The remaining challenges are what you’d expect: optimizing for size and weight so the sensors are unnoticeable, preserving strength for weather and repeated use, and dialing in battery life for a full round.
They’re debuting at the PGA Show in January 2026, with Summer 2026 delivery. It’s an aggressive timeline, but Tyler and Zach seem confident it’s realistic given their hardware foundation.
Building for the Long Game
What strikes me most about Laced Golf isn’t just the technology. It’s the philosophy behind it. They’re not trying to reinvent the golf swing or promise you’ll hit it 20 yards farther. They’re solving a fundamental problem that affects every golfer, from weekend warriors to tour professionals.
“We’re addressing a clear gap in golf: a personalized way to learn and retain footwork fundamentals,” Zach tells me. “Golf doesn’t have an awareness or an engagement problem. It has a retention problem. Even the fundamentals are deceptively difficult, and many golfers quit because they struggle to make consistent progress early on.”
Their vision is that Laced becomes as automatic as putting on your golf shoes. Over time, they plan to layer in practice drills tailored to your unique patterns.
“Most training aids build muscle memory, then you put them away and hope it sticks,” Zach says. “We’re building something that accompanies you, keeps learning, and keeps helping you improve. Round after round, season after season.”
The Bottom Line
I’ve seen countless golf gadgets come and go as a PGA Professional. What makes Laced Golf interesting isn’t just the technology. It’s that they’re solving a real problem that every golfer faces, using a solution that actually makes sense.
The science behind why we struggle with alignment is compelling.
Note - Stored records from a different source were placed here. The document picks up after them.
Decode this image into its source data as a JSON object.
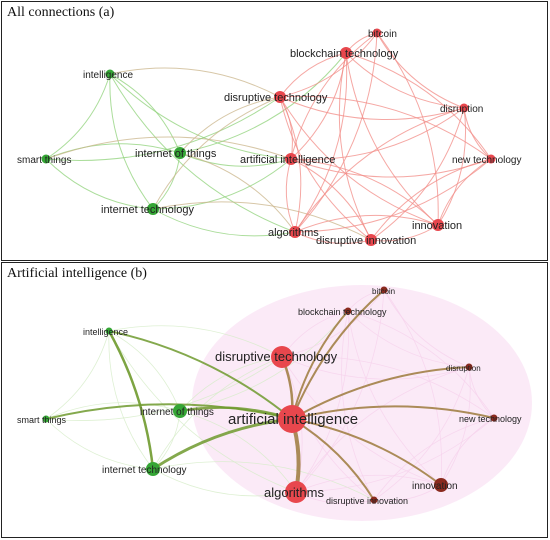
{
  "colors": {
    "cluster_green": "#35a635",
    "cluster_red": "#e8474d",
    "edge_green": "#8fd27a",
    "edge_red": "#f28b86",
    "edge_brown": "#9c7a3c",
    "edge_olive": "#6f9a2e",
    "halo_pink": "#f3c4e8"
  },
  "panels": [
    {
      "title": "All connections (a)",
      "nodes": [
        {
          "label": "intelligence",
          "cluster": "green",
          "weight": 1
        },
        {
          "label": "smart things",
          "cluster": "green",
          "weight": 1
        },
        {
          "label": "internet of things",
          "cluster": "green",
          "weight": 2
        },
        {
          "label": "internet technology",
          "cluster": "green",
          "weight": 2
        },
        {
          "label": "bitcoin",
          "cluster": "red",
          "weight": 1
        },
        {
          "label": "blockchain technology",
          "cluster": "red",
          "weight": 2
        },
        {
          "label": "disruptive technology",
          "cluster": "red",
          "weight": 2
        },
        {
          "label": "disruption",
          "cluster": "red",
          "weight": 1
        },
        {
          "label": "artificial intelligence",
          "cluster": "red",
          "weight": 2
        },
        {
          "label": "new technology",
          "cluster": "red",
          "weight": 1
        },
        {
          "label": "algorithms",
          "cluster": "red",
          "weight": 2
        },
        {
          "label": "disruptive innovation",
          "cluster": "red",
          "weight": 2
        },
        {
          "label": "innovation",
          "cluster": "red",
          "weight": 2
        }
      ]
    },
    {
      "title": "Artificial intelligence (b)",
      "focus": "artificial intelligence",
      "nodes": [
        {
          "label": "intelligence",
          "cluster": "green",
          "weight": 1
        },
        {
          "label": "smart things",
          "cluster": "green",
          "weight": 1
        },
        {
          "label": "internet of things",
          "cluster": "green",
          "weight": 2
        },
        {
          "label": "internet technology",
          "cluster": "green",
          "weight": 2
        },
        {
          "label": "bitcoin",
          "cluster": "red",
          "weight": 1
        },
        {
          "label": "blockchain technology",
          "cluster": "red",
          "weight": 1
        },
        {
          "label": "disruptive technology",
          "cluster": "red",
          "weight": 3
        },
        {
          "label": "disruption",
          "cluster": "red",
          "weight": 1
        },
        {
          "label": "artificial intelligence",
          "cluster": "red",
          "weight": 4
        },
        {
          "label": "new technology",
          "cluster": "red",
          "weight": 1
        },
        {
          "label": "algorithms",
          "cluster": "red",
          "weight": 3
        },
        {
          "label": "disruptive innovation",
          "cluster": "red",
          "weight": 1
        },
        {
          "label": "innovation",
          "cluster": "red",
          "weight": 2
        }
      ]
    }
  ]
}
The individualized approach respects that every golfer is different. And the pledge to making the technology invisible shows they understand golfers just want to play better golf, not manage more gadgets.
Will it work? I’m very optimistic. The team has the technical chops, they’ve thought through the hard problems, and they’re building on proven hardware rather than starting from scratch. Most importantly, they’re golfers themselves who understand that great technology must support the game, not complicate it.
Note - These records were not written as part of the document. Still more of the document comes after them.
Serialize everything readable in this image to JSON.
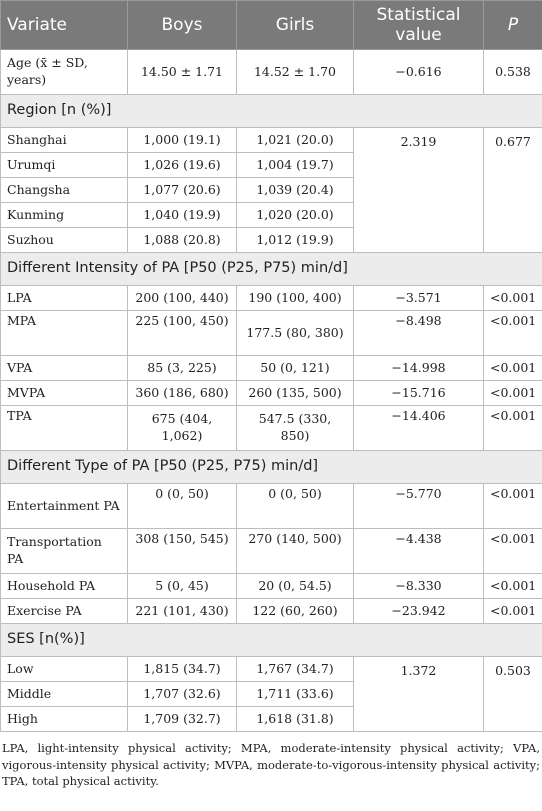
{
  "header": {
    "variate": "Variate",
    "boys": "Boys",
    "girls": "Girls",
    "stat": "Statistical value",
    "p": "P"
  },
  "age": {
    "label": "Age (x̄ ± SD, years)",
    "boys": "14.50 ± 1.71",
    "girls": "14.52 ± 1.70",
    "stat": "−0.616",
    "p": "0.538"
  },
  "region": {
    "title": "Region [n (%)]",
    "stat": "2.319",
    "p": "0.677",
    "rows": [
      {
        "label": "Shanghai",
        "boys": "1,000 (19.1)",
        "girls": "1,021 (20.0)"
      },
      {
        "label": "Urumqi",
        "boys": "1,026 (19.6)",
        "girls": "1,004 (19.7)"
      },
      {
        "label": "Changsha",
        "boys": "1,077 (20.6)",
        "girls": "1,039 (20.4)"
      },
      {
        "label": "Kunming",
        "boys": "1,040 (19.9)",
        "girls": "1,020 (20.0)"
      },
      {
        "label": "Suzhou",
        "boys": "1,088 (20.8)",
        "girls": "1,012 (19.9)"
      }
    ]
  },
  "intensity": {
    "title": "Different Intensity of PA [P50 (P25, P75) min/d]",
    "rows": [
      {
        "label": "LPA",
        "boys": "200 (100, 440)",
        "girls": "190 (100, 400)",
        "stat": "−3.571",
        "p": "<0.001"
      },
      {
        "label": "MPA",
        "boys": "225 (100, 450)",
        "girls": "177.5 (80, 380)",
        "stat": "−8.498",
        "p": "<0.001"
      },
      {
        "label": "VPA",
        "boys": "85 (3, 225)",
        "girls": "50 (0, 121)",
        "stat": "−14.998",
        "p": "<0.001"
      },
      {
        "label": "MVPA",
        "boys": "360 (186, 680)",
        "girls": "260 (135, 500)",
        "stat": "−15.716",
        "p": "<0.001"
      },
      {
        "label": "TPA",
        "boys": "675 (404, 1,062)",
        "girls": "547.5 (330, 850)",
        "stat": "−14.406",
        "p": "<0.001"
      }
    ]
  },
  "type": {
    "title": "Different Type of PA [P50 (P25, P75) min/d]",
    "rows": [
      {
        "label": "Entertainment PA",
        "boys": "0 (0, 50)",
        "girls": "0 (0, 50)",
        "stat": "−5.770",
        "p": "<0.001"
      },
      {
        "label": "Transportation PA",
        "boys": "308 (150, 545)",
        "girls": "270 (140, 500)",
        "stat": "−4.438",
        "p": "<0.001"
      },
      {
        "label": "Household PA",
        "boys": "5 (0, 45)",
        "girls": "20 (0, 54.5)",
        "stat": "−8.330",
        "p": "<0.001"
      },
      {
        "label": "Exercise PA",
        "boys": "221 (101, 430)",
        "girls": "122 (60, 260)",
        "stat": "−23.942",
        "p": "<0.001"
      }
    ]
  },
  "ses": {
    "title": "SES [n(%)]",
    "stat": "1.372",
    "p": "0.503",
    "rows": [
      {
        "label": "Low",
        "boys": "1,815 (34.7)",
        "girls": "1,767 (34.7)"
      },
      {
        "label": "Middle",
        "boys": "1,707 (32.6)",
        "girls": "1,711 (33.6)"
      },
      {
        "label": "High",
        "boys": "1,709 (32.7)",
        "girls": "1,618 (31.8)"
      }
    ]
  },
  "footnote": "LPA, light-intensity physical activity; MPA, moderate-intensity physical activity; VPA, vigorous-intensity physical activity; MVPA, moderate-to-vigorous-intensity physical activity; TPA, total physical activity."
}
I’ll be watching closely when they debut at the PGA Show in January 2026. If they can deliver on the promise (sensors that help you build and maintain proper alignment without disrupting your game), they might just be onto something.
After all, as Jack Nicklaus said, the best golf shot in the world doesn’t matter if it isn’t aimed at the target. And in 2025, we should have something better than a stick to help us with that.